Only Play What’s on the Page
    The adjudicators listening to the performance only want to hear the music contained in the actual etude. Students should not audibly count rests or loudly tap feet during rests. The shoes a student wears can affect the performance. Hard-soled shoes will make foot-tapping easy to hear during rests and will add extra sounds to the performance.
    This also applies to transitions between small hand-held instruments like triangle and tambourine. There should be no additional sounds are made as an instrument is picked up or set down. A small hand towel on a flattened music stand will muffle the transition between these instruments.

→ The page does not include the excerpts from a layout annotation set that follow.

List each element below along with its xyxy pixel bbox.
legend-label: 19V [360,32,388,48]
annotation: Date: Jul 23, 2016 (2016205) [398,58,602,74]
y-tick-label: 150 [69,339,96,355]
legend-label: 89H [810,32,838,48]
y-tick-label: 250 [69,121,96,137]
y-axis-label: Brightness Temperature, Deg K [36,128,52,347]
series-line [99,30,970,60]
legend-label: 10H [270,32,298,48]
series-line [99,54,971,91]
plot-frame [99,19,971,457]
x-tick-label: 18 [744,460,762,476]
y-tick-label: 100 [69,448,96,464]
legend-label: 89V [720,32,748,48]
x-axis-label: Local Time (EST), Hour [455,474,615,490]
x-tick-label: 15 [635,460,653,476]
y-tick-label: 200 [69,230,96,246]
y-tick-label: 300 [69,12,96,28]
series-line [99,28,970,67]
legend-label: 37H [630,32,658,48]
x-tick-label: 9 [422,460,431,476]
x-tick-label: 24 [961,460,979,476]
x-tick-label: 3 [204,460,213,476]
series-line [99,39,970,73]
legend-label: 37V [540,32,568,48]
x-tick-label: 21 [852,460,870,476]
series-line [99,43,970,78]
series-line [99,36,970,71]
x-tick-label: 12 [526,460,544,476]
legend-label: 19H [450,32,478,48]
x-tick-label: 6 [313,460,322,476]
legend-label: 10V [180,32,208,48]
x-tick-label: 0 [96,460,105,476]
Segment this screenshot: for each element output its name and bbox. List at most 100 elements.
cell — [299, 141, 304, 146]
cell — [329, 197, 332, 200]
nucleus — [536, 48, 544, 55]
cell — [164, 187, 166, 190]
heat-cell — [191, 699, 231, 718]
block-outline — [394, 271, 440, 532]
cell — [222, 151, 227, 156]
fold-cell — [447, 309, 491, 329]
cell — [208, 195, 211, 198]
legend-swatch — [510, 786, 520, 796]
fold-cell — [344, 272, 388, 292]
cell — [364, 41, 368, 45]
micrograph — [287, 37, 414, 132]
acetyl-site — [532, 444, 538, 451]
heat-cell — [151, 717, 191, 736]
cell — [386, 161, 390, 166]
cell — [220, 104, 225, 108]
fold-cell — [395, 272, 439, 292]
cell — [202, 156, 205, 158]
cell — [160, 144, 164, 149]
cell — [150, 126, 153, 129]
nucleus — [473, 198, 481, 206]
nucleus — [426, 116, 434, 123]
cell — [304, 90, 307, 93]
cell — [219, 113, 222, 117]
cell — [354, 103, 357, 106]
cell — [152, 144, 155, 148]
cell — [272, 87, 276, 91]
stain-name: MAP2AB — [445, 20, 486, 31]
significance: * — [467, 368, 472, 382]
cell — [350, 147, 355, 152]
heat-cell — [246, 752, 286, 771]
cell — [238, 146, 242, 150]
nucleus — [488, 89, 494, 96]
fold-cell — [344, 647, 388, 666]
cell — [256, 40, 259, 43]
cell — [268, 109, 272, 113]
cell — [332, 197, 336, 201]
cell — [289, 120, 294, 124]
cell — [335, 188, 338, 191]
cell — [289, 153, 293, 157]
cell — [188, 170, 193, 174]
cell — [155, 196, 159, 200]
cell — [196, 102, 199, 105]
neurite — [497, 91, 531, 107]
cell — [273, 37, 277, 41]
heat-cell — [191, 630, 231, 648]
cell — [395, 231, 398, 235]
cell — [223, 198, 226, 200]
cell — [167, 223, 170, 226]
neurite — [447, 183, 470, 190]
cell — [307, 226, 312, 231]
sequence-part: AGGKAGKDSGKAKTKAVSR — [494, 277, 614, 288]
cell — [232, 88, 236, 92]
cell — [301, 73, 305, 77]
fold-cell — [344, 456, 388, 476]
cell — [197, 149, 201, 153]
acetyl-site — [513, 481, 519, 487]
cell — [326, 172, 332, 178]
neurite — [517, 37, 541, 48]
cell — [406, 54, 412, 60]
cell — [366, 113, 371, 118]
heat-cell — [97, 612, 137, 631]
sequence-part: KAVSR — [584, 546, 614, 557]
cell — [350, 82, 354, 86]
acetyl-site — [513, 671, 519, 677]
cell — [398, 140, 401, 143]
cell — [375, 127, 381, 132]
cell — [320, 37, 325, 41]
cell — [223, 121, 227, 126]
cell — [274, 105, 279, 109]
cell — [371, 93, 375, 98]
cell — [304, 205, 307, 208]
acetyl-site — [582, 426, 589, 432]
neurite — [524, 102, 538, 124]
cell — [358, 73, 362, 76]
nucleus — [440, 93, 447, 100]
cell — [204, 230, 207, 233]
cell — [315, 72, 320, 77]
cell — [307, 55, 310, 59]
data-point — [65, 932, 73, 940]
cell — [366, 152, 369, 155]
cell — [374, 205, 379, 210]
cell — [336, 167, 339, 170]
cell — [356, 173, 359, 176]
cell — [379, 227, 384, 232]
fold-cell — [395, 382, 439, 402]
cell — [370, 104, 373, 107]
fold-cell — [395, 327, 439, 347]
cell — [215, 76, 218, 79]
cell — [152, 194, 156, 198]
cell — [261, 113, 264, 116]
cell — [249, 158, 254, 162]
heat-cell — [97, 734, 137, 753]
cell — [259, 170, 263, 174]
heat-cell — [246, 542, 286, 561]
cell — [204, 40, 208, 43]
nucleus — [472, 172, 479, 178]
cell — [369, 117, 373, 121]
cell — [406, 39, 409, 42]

Leaving the Performance Room
    Once your performance is complete, students should quickly gather up their belongings and thank the room monitor as the exit. It is worth taking the time to practice the exit as students did entering the room. Every aspect of the performance should be as professional as possible; this includes entering, setting up, and exiting the room. Percussionists who focus on these details separate themselves from those who do not. A musical performance is all about the details.

    Auditions and solo performances are intense and stressful activities. If students take time to prepare for logistics of the performance prior to the actual event, they can dramatically lower your stress levels on the big day. Students are far more likely to have a successful performance if they can manage stress to allow them to perform at their best.